As palavras de Siri e os “leões do teclado”
Andrea Tornielli
Nenhuma boa causa para defender pode se misturar com antipatia ou ódio, porque a instrução que Jesus nos deu é amar até mesmo nossos inimigos. Essas palavras foram ditas há mais de meio século, quando não existiam blogs e mídias sociais, mas são esclarecedoras para a leitura da realidade atual. O áudio de sua homilia restitui sua voz forte e clara: celebrando ordenações no Seminário de Gênova em 26 de fevereiro de 1972, o cardeal arcebispo Giuseppe Siri comenta as palavras de Jesus trazidas no Evangelho de Mateus e explica que “se quisermos seguir Cristo... devemos destruir em nossas almas todo movimento de antipatia de qualquer forma”.

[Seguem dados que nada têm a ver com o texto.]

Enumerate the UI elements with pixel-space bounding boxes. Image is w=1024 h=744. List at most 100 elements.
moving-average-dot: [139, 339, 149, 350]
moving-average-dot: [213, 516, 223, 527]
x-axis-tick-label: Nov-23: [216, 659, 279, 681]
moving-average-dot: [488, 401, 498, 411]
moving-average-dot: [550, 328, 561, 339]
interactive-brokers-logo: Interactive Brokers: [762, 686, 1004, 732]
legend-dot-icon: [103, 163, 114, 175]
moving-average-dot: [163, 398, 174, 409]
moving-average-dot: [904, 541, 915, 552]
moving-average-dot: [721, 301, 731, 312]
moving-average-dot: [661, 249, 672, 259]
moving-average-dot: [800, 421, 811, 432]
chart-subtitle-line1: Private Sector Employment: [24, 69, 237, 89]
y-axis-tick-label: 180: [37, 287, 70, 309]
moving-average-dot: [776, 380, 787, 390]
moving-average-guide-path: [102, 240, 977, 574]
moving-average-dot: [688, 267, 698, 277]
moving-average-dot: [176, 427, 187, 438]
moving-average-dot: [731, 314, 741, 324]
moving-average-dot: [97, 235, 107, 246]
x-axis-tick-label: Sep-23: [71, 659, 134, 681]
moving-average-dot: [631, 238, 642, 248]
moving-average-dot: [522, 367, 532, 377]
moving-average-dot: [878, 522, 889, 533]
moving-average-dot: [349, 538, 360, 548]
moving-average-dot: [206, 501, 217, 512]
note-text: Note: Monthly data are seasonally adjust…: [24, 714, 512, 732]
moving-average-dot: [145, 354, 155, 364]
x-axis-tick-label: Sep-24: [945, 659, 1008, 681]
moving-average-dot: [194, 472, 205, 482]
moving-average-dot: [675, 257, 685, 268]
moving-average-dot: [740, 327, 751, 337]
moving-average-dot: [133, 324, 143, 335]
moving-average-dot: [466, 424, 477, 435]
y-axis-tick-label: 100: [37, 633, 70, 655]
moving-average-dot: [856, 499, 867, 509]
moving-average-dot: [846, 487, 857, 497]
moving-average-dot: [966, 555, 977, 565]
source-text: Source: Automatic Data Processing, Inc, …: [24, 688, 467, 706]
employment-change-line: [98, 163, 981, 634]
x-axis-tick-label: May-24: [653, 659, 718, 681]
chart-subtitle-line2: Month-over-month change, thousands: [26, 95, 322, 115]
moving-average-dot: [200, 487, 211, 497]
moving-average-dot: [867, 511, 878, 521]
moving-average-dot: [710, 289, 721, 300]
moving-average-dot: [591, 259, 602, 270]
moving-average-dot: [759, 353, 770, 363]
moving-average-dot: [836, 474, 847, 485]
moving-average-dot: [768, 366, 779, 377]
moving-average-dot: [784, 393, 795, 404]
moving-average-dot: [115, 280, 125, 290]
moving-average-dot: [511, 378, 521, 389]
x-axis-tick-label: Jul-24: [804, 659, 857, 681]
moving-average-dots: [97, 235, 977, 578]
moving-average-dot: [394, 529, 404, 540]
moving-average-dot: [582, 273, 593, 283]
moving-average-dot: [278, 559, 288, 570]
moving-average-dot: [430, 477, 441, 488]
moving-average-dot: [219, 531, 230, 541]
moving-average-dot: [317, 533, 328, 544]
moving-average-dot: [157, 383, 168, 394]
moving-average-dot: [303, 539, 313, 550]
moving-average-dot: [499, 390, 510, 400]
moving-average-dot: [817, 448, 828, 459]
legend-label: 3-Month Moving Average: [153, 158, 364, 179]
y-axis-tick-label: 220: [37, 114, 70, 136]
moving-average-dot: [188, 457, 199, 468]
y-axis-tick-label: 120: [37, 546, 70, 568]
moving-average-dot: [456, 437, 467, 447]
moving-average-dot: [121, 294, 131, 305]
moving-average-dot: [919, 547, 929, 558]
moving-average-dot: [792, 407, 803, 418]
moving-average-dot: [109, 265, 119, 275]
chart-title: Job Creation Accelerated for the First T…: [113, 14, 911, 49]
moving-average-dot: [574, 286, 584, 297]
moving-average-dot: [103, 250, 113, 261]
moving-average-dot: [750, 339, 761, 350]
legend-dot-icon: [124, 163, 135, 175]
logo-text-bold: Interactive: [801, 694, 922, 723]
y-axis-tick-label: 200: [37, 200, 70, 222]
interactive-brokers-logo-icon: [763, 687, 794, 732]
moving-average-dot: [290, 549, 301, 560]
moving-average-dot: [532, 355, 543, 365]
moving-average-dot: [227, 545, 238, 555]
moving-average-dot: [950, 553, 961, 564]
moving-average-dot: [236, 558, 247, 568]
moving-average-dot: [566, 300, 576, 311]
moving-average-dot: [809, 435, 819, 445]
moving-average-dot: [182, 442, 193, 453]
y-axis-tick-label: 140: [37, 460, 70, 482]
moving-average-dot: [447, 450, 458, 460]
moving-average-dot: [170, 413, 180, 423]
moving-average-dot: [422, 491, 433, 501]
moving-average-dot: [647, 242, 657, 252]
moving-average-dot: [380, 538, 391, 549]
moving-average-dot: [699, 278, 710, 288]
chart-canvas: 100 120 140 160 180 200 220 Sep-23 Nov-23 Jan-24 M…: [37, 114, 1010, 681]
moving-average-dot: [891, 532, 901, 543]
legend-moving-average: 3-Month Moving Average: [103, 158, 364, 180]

O cardeal disse aos futuros sacerdotes: “Queridos, chamo a atenção de vocês para a gravidade, a solenidade, a peremptoriedade absoluta, inderrogável e irreversível da passagem do Evangelho que lemos, que se resume a isto: amai vossos inimigos. É a coisa mais difícil que a Lei de Deus nos pede: não apenas perdoar - isso está implícito, Jesus disse isso muitas vezes e talvez seja o ponto em que mais se deteve. Não apenas perdoar, não apenas esquecer, não apenas ser índio: amar. Entenderam?”
Siri continuou: “Amar nossos inimigos não nos faz olhar para nossos inimigos... mas para nós. Portanto, neste mundo, se quisermos estar com Cristo, não podemos ter ninguém que nos seja antipático. Ninguém. Devemos destruir em nossa alma cada movimento de antipatia em todo caso.... Portanto, não há nenhuma causa em que possamos nos deixar levar pelo entusiasmo, pelo fanatismo, pelo fervor do cruzado de defender sabe-se lá o quê... mesmo quando temos uma boa causa a defender, mesmo quando temos as maiores e mais graves razões de nosso ministério, de nosso dever de defender as coisas de Deus, não podemos misturar tudo isso nem com antipatia nem - com razão ainda maior - com ódio.
Para o cardeal, “todas as causas - este é um dos elementos de confusão de nosso tempo - todas as causas, mesmo as boas, são todas - ou quase todas - reivindicadas com ódio. E quem tem isso, como pode entrar na igreja? Como pode se apresentar diante do altar? Jesus Cristo diz, no mesmo capítulo de Mateus: ‘Se estiveres para trazer a tua oferta ao altar e ali te lembrares de que o teu irmão tem alguma coisa contra ti, deixa a tua oferta ali diante do altar e vai primeiro reconciliar-te com o teu irmão; e depois virás apresentar a tua oferta’”.
O arcebispo Siri descreveu esse discurso como “o mais difícil de todo o Evangelho. Mas: ou de cá ou de lá. Ou estamos com Jesus Cristo, e então esse discurso se aplica; ou esse discurso não se aplica: que ninguém se iluda achando que pode estar com Jesus Cristo. Ninguém!” E continuou sua homilia relembrando os dois argumentos que Jesus apresentou para essa lei exigente de amor incondicional. O argumento positivo é: “Sede perfeitos como o vosso Pai celestial é perfeito, que faz nascer o sol sobre os bons e sobre os maus, e envia a chuva vivificante sobre os justos e sobre os injustos”. Vejam que Deus não faz tantas distinções quanto nós”. Já o argumento negativo é: “Mas, se amais somente aqueles que vos amam, sois pagãos - pagãos!” E creio que não há ninguém aqui que tenha a intenção de fazer uma igrejinha para amar esse grupo de seguidores, de iniciados, de amigos, porque digo a vocês agora mesmo: isso não é cristão, é pagão! Ele disse isso”. O estilo do Senhor, concluiu o cardeal, é “Dar, dar infinitamente”. É então que imitamos o Senhor: quando retribuímos o mal com o bem”.
O Evangelho, como as palavras de Siri, ditas há mais de meio século, nos lembram, é um desafio constante para todos nós que nos consideramos cristãos, para que não cedamos à tentação de usar uma linguagem de ódio ou zombaria, mas palavras boas, para expressar o amor de Deus que quer salvar e não condenar.